Der damalige Innensenator Röwekamp rechtfertigte den Brechmitteleinsatz mit den Worten, „Schwerstkriminelle“ (gemeint waren mutmaßliche Kleindealer) müssten eben „mit körperlichen Nachteilen rechnen“, zugleich demonstrierten unter dem Motto „Das war Mord, Herr Röwekamp!“ über 1.000 Menschen gegen „Brechmittelfolter“ und Rassismus. Der heutige SPD-Innensenator Ulrich Mäurer, damals Staatsrat unter Röwekamp, vermerkte lapidar zum polizeilichen Tötungsakt, es gebe „keine Anhaltspunkte, dass die was falsch gemacht haben.“ Ein Wort der Trauer und des Bedauerns gegenüber den Angehörigen Laye-
Alama Condés ging den Verantwortlichen bis heute nicht über die Lippen, ganz zu schweigen von der Übernahme der politischen Verantwortung.

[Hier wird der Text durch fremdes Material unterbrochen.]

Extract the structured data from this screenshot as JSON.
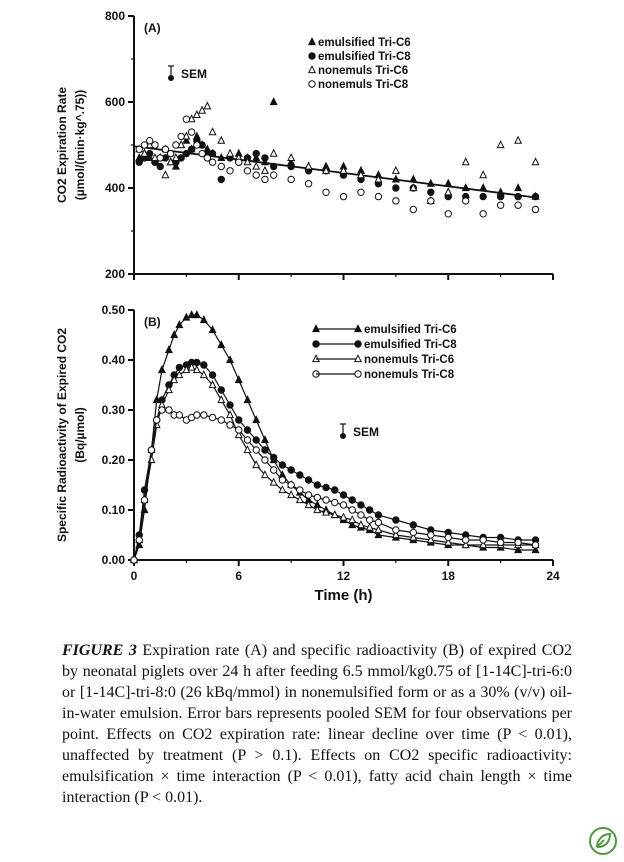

Auch nach acht Jahren und bisher zwei Gerichtsprozessen bleibt festzustellen: Es gibt eine Tat, es gibt einen Toten, aber keine verurteilten Täter. Die beteiligten Polizisten, die den Einsatz eigenmächtig angeordnet hatten und während der Tortur den Kopf und einen Arm von Laye-Alama Condé festgehalten hatten sowie der (damalige) Leiter des ärztlichen Beweissicherungsdienstes Michael Birkholz werden wohl nicht mehr rechtlich belangt werden können. Obwohl der BGH dies in seiner ersten Revisionsentscheidung 2009 noch ausdrücklich angeregt hatte, war die Bremer Staatsanwalt dazu erst dann aktiv geworden, als die Verjährungsfristen der aus ihrer Sicht in Frage kommenden Straftaten bereits abgelaufen waren. Angeklagt war lediglich der beteiligte Arzt. Beide Male wurde er vom Bremer Landgericht freigesprochen, beide Male wurde der Freispruch vom Bundesgerichtshof mit Hinweis auf große Verfahrensfehler und auf die augenfällige Schuld des Arztes kassiert. Zuletzt im Juni 2012: Der BGH bezeichnete das 2. Bremer Urteil unmissverständlich als „fast grotesk falsch“.